Y desde entonces no había querido ser líder de nada.

Tanta muerte, recordaba, tanta sangre y confusión, tanta desesperación. En los ojos del Yuiddhas había visto la sombra de la maldad… maldad que no veía en Rylee.

Contempló las banquillas que se habían dispuesto fuera de la tienda del General. Todos los miembros del ejército serían testigos de lo que sucedería y como era tradicional en ese tipo de juicios, tendrían la opción de votar a favor o en contra del veredicto. La acción de la muchacha Mackenzie había sido una afrenta al ejército completo, por lo que todos tendrían una palabra al respecto si deseaban tomarla; ya varios habían hablado con el General en privado durante el curso de esos días, planteándole sus opiniones e inquietudes con respecto a la joven.

Él no. Había preferido no hacerlo, ya que había aprendido, de la forma más cruel, que las apariencias engañan. Sin embargo, no creía que Rylee mereciera la muerte, una opinión que era compartida por la gran mayoría de sus camaradas, incluyendo a su hijo.

—Padre —llamó Marius devolviéndolo a la realidad—, están próximos a traer a Rylee.

Petro reunió a los soldados, quienes se apresuraron a la zona dispuesta para el juicio. La wolfire de Rylee, Ánuk, estaba sentada en su forma de lobo rodeada por los enanos, que parecían más preocupados por ella que por la muchacha; se notaba a la legua que los herreros se habían encariñado. No le extrañaba: los había oído conversando y la loba era tan malhablada como ellos.

El General y la Capitana tomaron asiento en dos de las banquillas; acto seguido apareció el Capitán, que parecía algo distraído. Finalmente, llegaron Gwain y la Comandante, seguidos de cerca por la enorme masa que era Yitinji, escoltando a la prisionera.

Petro la miró con atención. Parecía debatirse entre mirar hacia adelante o a su alrededor; llevaba las manos atadas por el frente y desde donde estaba notaba que tenía las muñecas enrojecidas por el roce. Estaba despeinada y parecía ligeramente azorada, pero se mantenía seria y sus ojos transmitían aquella decisión que le era tan característica. Vio cómo sonreía a su loba en cuanto la divisó entre el gentío y cómo se plantaba firme frente al General.

Crissana y Gwain tomaron asiento, mientras Yitinji se quedaba detrás de la joven. Parecía querer estar en cualquier otro sitio menos aquél; Petro sabía que el golem le tenía estima a la muchacha.

—Después de mucho deliberar y de oír las ideas y opiniones de todos, he tomado una decisión respecto al destino de la acusada, Rylee Firenne Mackenzie.

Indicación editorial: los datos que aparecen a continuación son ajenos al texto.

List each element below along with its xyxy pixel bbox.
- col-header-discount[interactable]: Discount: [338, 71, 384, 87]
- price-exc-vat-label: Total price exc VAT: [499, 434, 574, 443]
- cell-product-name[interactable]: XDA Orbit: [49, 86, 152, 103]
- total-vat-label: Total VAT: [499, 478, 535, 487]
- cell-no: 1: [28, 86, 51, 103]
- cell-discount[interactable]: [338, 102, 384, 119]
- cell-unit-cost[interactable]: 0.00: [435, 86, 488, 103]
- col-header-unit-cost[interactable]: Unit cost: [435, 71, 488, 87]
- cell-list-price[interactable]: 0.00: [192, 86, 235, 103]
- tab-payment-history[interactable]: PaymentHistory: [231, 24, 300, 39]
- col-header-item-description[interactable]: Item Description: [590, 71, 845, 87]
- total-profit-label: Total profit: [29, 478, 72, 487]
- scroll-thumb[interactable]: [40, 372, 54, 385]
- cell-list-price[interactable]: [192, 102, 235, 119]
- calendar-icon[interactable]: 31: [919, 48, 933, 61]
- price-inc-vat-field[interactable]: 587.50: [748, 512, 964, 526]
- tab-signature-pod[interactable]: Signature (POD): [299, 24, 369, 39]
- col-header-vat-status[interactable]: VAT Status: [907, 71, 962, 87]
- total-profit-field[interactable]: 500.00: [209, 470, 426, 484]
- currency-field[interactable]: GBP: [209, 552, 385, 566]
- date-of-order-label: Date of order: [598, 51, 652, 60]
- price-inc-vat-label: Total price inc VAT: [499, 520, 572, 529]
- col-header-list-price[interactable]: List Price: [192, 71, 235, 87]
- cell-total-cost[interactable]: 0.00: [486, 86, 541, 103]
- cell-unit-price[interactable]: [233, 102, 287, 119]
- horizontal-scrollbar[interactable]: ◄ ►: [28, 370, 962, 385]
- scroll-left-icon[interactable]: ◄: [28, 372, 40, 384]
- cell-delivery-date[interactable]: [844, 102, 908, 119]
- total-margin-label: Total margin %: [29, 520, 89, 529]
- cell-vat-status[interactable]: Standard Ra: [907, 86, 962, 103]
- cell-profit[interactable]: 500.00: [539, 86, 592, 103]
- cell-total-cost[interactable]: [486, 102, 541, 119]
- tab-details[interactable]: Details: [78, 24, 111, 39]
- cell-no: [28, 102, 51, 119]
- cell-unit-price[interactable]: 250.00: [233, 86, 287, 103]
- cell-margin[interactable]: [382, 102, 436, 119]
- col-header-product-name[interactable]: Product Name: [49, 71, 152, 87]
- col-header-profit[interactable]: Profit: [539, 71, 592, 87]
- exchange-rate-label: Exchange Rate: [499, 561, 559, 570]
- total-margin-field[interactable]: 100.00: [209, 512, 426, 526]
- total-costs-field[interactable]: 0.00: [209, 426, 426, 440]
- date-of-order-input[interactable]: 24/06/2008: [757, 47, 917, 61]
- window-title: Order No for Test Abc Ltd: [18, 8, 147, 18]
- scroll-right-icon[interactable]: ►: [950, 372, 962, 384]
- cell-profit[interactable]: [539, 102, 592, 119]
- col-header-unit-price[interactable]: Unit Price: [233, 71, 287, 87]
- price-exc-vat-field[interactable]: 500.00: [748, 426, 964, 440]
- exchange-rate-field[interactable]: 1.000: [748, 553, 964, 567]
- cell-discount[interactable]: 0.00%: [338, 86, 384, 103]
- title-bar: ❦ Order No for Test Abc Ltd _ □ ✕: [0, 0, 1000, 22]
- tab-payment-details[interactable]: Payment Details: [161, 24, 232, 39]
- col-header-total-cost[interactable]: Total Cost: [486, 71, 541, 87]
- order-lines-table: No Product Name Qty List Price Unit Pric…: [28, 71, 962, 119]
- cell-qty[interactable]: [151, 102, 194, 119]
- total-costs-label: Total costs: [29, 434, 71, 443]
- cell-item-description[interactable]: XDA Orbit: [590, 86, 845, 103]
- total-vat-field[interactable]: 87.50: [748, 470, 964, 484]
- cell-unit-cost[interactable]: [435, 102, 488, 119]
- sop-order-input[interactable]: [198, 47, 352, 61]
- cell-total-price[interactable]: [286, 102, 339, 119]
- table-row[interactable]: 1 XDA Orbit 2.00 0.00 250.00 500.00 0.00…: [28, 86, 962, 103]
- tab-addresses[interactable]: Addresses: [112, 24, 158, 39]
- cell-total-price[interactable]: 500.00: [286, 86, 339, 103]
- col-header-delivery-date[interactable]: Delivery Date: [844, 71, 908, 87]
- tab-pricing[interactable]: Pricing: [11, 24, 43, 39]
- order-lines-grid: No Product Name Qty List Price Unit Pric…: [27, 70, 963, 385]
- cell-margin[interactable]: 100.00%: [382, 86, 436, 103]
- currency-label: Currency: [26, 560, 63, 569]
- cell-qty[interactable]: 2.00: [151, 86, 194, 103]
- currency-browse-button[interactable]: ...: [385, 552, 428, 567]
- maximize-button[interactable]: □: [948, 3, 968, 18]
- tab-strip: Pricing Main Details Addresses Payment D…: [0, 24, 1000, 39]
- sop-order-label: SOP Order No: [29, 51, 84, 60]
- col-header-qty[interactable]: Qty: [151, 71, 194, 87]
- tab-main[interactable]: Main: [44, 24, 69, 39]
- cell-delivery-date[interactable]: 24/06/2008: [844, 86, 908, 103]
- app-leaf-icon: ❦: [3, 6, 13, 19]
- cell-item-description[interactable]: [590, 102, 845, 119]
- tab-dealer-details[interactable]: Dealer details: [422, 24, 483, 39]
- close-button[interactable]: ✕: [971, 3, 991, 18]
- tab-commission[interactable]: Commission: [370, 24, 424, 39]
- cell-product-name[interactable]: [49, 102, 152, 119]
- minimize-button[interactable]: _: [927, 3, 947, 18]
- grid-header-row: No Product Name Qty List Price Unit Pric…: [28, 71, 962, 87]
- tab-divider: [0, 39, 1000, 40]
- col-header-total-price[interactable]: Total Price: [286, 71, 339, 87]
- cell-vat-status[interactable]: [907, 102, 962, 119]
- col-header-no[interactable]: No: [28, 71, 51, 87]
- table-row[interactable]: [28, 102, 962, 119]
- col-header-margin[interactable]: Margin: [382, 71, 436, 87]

La voz del General reverberaba en el silencio del campamento, roto solo por el sonido del crepitar de las antorchas. Petro miró a su hijo, que parecía preocupado y a Shebahim Joung, el amigo de Rylee, que apretaba con fuerza la espada de mango carmesí que prendía en su cinto.

—Se han analizado las circunstancias y afrentas que has cometido… y, después de mucha consideración, he decidido que no seré yo quien te juzgue.

Se oyó un repentino susurro colectivo. ¿Qué estaba pasando? ¿Significaba que debían quedarse más tiempo? ¿Quién la iba a juzgar entonces? Mackenzie se veía aún más confundida.

—¡Silencio! —exclamó la Comandante que parecía igual de consternada.

—Rylee —volvió a hablar el General— robó una gema valiosa y nos mintió a todos para obtenerla; sin embargo, cuando tuvo la oportunidad de entregarla, de traicionarnos, vio su error y trajo de vuelta lo robado. Sus propósitos no servían al enemigo, sino a ella misma y fue lo suficientemente valerosa como para regresar. Lo que importa, lo que todos dudamos, es su lealtad. Y es lo que deseo probar.